For this project, the main goal was to read in csv files with data corresponding to headers, and to categorize and manipulate them. We had a file called data.py that read in the file and stored info into lists, dictionaries, and matrices. Then we made some useful accessor methods to get that information. In the analysis file, we had a few methods, such as one to calculate the mean of one or more matrix columns, and one to normalize the columns separately. The end result was a bunch of printed info in the terminal that tells us about the data from a given file.
*Work in progress, obviously*
Task 1 was to create the algorithm for reading the file in, and to then make the accessor methods.
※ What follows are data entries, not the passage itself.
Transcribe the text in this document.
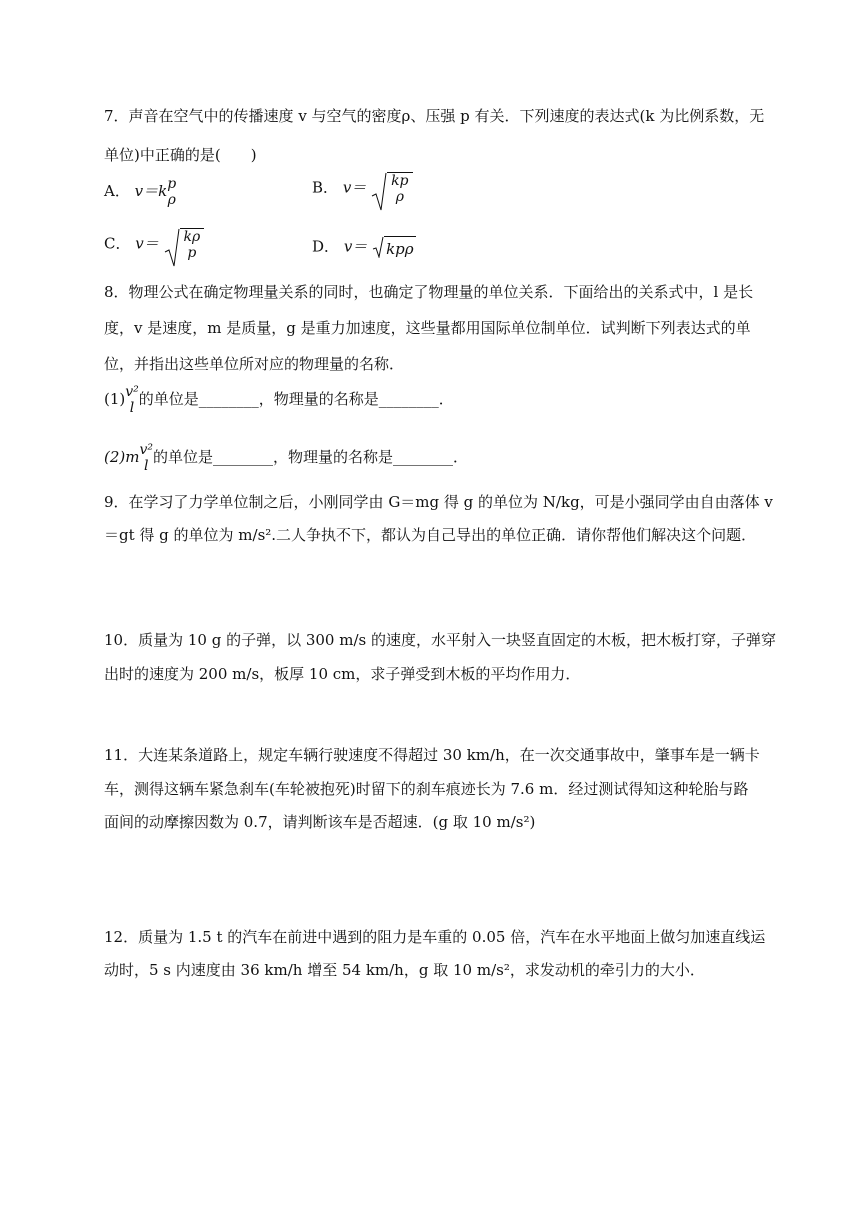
7．声音在空气中的传播速度 v 与空气的密度ρ、压强 p 有关．下列速度的表达式(k 为比例系数，无
单位)中正确的是(　　)
A． v＝k p
ρ
B． v＝ kp
ρ
C． v＝ kρ
p	D． v＝ kpρ
8．物理公式在确定物理量关系的同时，也确定了物理量的单位关系．下面给出的关系式中，l 是长
度，v 是速度，m 是质量，g 是重力加速度，这些量都用国际单位制单位．试判断下列表达式的单
位，并指出这些单位所对应的物理量的名称．
(1) v²
l 的单位是________，物理量的名称是________．
(2)m v²
l 的单位是________，物理量的名称是________．
9．在学习了力学单位制之后，小刚同学由 G＝mg 得 g 的单位为 N/kg，可是小强同学由自由落体 v
＝gt 得 g 的单位为 m/s².二人争执不下，都认为自己导出的单位正确．请你帮他们解决这个问题．
10．质量为 10 g 的子弹，以 300 m/s 的速度，水平射入一块竖直固定的木板，把木板打穿，子弹穿
出时的速度为 200 m/s，板厚 10 cm，求子弹受到木板的平均作用力．
11．大连某条道路上，规定车辆行驶速度不得超过 30 km/h，在一次交通事故中，肇事车是一辆卡
车，测得这辆车紧急刹车(车轮被抱死)时留下的刹车痕迹长为 7.6 m．经过测试得知这种轮胎与路
面间的动摩擦因数为 0.7，请判断该车是否超速．(g 取 10 m/s²)
12．质量为 1.5 t 的汽车在前进中遇到的阻力是车重的 0.05 倍，汽车在水平地面上做匀加速直线运
动时，5 s 内速度由 36 km/h 增至 54 km/h，g 取 10 m/s²，求发动机的牵引力的大小．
The last task was to test everything on a data set. For that, I found one online regarding race and gender of babies born to women within two different age categories. I made sure it worked, and have provided the file I used. At one point, I noticed a difference in standard deviation, and I found that I needed to specify one degree of freedom within the numpy function for getting standard deviation. As the picture below shows, my result checks out with Excel's for mean and std. dev.
As for my extensions, I did one involving treating dates as numeric type data, and one for reading more formats of dates.
The second extension was just a matter of checking if the line contained periods instead of slashes. and then checking if the 3rd index (the year) was only 2 digits long. If it was, I would add "20" to the front, because we should assume 21st century if unspecified, and it is convenient to have all years be given as four digits, in the end.
In this project I learned about some file-reading strategies, various numpy methods and usage strategies, and had good practice with keeping track of information throughout the loop with strategically-placed variables.